Musik

"Unterschätze nie dein Publikum!" LedZep-Legende Jimmy Page im Interview

Led Zeppelin im Oktober 2012: John Paul Jones (Bass), Sänger Robert Plant, Gitarrist Jimmy Page und Drummer Jason Bonham (v.l.)

Led Zeppelin im Oktober 2012: John Paul Jones (Bass), Sänger Robert Plant, Gitarrist Jimmy Page und Drummer Jason Bonham (v.l.)

(Foto: REUTERS)

Diese Leute können über irgendeinen Verstärker mit einer fremden Gitarre spielen - man wird sie immer erkennen. Das ist die Schönheit und die Magie des Spiels. Und auch ein gewisser Humor ist Teil davon, wie sich unser Autor im Gespräch mit Led-Zeppelin-Legende Jimmy Page in London überzeugen konnte.

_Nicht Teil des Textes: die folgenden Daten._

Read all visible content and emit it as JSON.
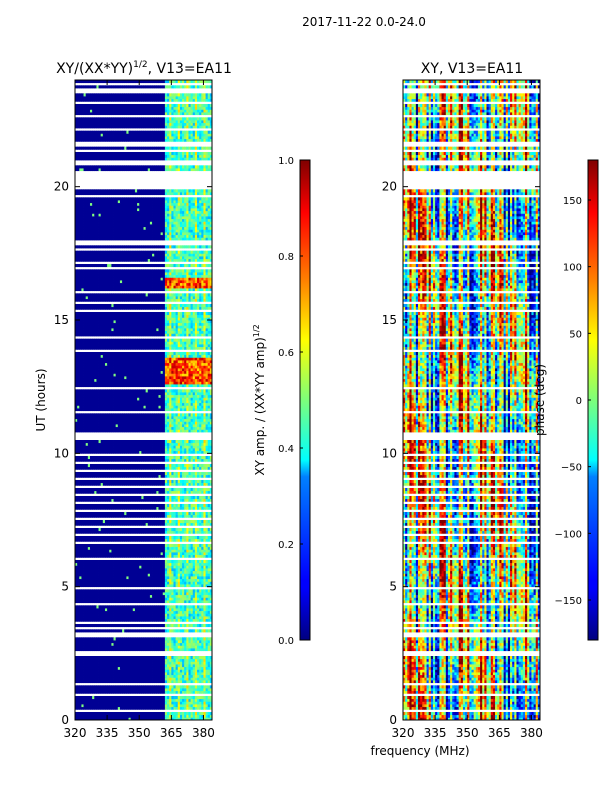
{
  "figure_title": "2017-11-22 0.0-24.0",
  "xlabel_common": "frequency (MHz)",
  "chart_data": [
    {
      "type": "heatmap",
      "title_main": "XY/(XX*YY)",
      "title_exp": "1/2",
      "title_suffix": ", V13=EA11",
      "xlabel": "",
      "ylabel": "UT (hours)",
      "xlim": [
        320,
        384
      ],
      "ylim": [
        0,
        24
      ],
      "xticks": [
        320,
        335,
        350,
        365,
        380
      ],
      "yticks": [
        0,
        5,
        10,
        15,
        20
      ],
      "colorbar": {
        "label_main": "XY amp. / (XX*YY amp)",
        "label_exp": "1/2",
        "range": [
          0.0,
          1.0
        ],
        "ticks": [
          0.0,
          0.2,
          0.4,
          0.6,
          0.8,
          1.0
        ],
        "tick_labels": [
          "0.0",
          "0.2",
          "0.4",
          "0.6",
          "0.8",
          "1.0"
        ]
      },
      "colormap": "jet",
      "signal_band_mhz": [
        362,
        381
      ],
      "notes": "near-zero (dark blue) below 362 MHz; 0.3-0.6 in band; peaks ~0.8-0.9 near 13 h and 16.3 h"
    },
    {
      "type": "heatmap",
      "title_main": "XY, V13=EA11",
      "xlabel": "",
      "ylabel": "",
      "xlim": [
        320,
        384
      ],
      "ylim": [
        0,
        24
      ],
      "xticks": [
        320,
        335,
        350,
        365,
        380
      ],
      "yticks": [
        0,
        5,
        10,
        15,
        20
      ],
      "colorbar": {
        "label_main": "phase (deg)",
        "range": [
          -180,
          180
        ],
        "ticks": [
          -150,
          -100,
          -50,
          0,
          50,
          100,
          150
        ],
        "tick_labels": [
          "−150",
          "−100",
          "−50",
          "0",
          "50",
          "100",
          "150"
        ]
      },
      "colormap": "jet",
      "notes": "phase varies across full range with vertical striping by channel"
    }
  ],
  "flagged_gaps_ut_hours": [
    [
      0.0,
      0.05
    ],
    [
      0.35,
      0.45
    ],
    [
      0.95,
      1.05
    ],
    [
      1.3,
      1.45
    ],
    [
      2.4,
      2.6
    ],
    [
      3.15,
      3.3
    ],
    [
      3.4,
      3.5
    ],
    [
      3.6,
      3.68
    ],
    [
      4.3,
      4.4
    ],
    [
      4.9,
      5.0
    ],
    [
      6.0,
      6.1
    ],
    [
      6.6,
      6.7
    ],
    [
      6.95,
      7.05
    ],
    [
      7.25,
      7.35
    ],
    [
      7.55,
      7.65
    ],
    [
      7.85,
      7.95
    ],
    [
      8.15,
      8.25
    ],
    [
      8.45,
      8.55
    ],
    [
      8.75,
      8.85
    ],
    [
      9.05,
      9.15
    ],
    [
      9.35,
      9.45
    ],
    [
      9.6,
      9.7
    ],
    [
      9.95,
      10.05
    ],
    [
      10.55,
      10.85
    ],
    [
      11.5,
      11.6
    ],
    [
      12.4,
      12.5
    ],
    [
      13.8,
      13.9
    ],
    [
      14.3,
      14.4
    ],
    [
      15.3,
      15.45
    ],
    [
      15.6,
      15.7
    ],
    [
      16.0,
      16.08
    ],
    [
      16.9,
      17.05
    ],
    [
      17.1,
      17.2
    ],
    [
      17.6,
      17.7
    ],
    [
      17.85,
      18.0
    ],
    [
      19.6,
      19.75
    ],
    [
      19.9,
      20.6
    ],
    [
      20.85,
      21.0
    ],
    [
      21.3,
      21.45
    ],
    [
      21.55,
      21.7
    ],
    [
      22.15,
      22.25
    ],
    [
      22.6,
      22.7
    ],
    [
      23.1,
      23.2
    ],
    [
      23.5,
      23.7
    ],
    [
      23.8,
      23.9
    ]
  ]
}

n-tv.de: Jimmy Page, kürzlich die ersten drei Alben, jetzt folgen mit "IV" und "Houses of the Holy" schon die nächsten Remasters - es geht Schlag auf Schlag im Hause Led Zeppelin.

Jimmy Page: Ich wollte den zeitlichen Abstand nicht zu groß werden lassen, das Ganze sollte mehr als Einheit funktionieren. Es war wichtig, das Momentum zu nutzen, das für Led Zeppelin in diesen Tagen besteht.

Gutes Stichwort - in der Londoner U-Bahn sitzt mir eine Frau gegenüber, die die "Sun" liest. Auf der mir zugewandten Seite ist ein großes Foto von dir, in einer Hörerabstimmung von BBC Radio ist "Whole Lotta Love" zum besten Gitarrenriff aller Zeiten gewählt worden.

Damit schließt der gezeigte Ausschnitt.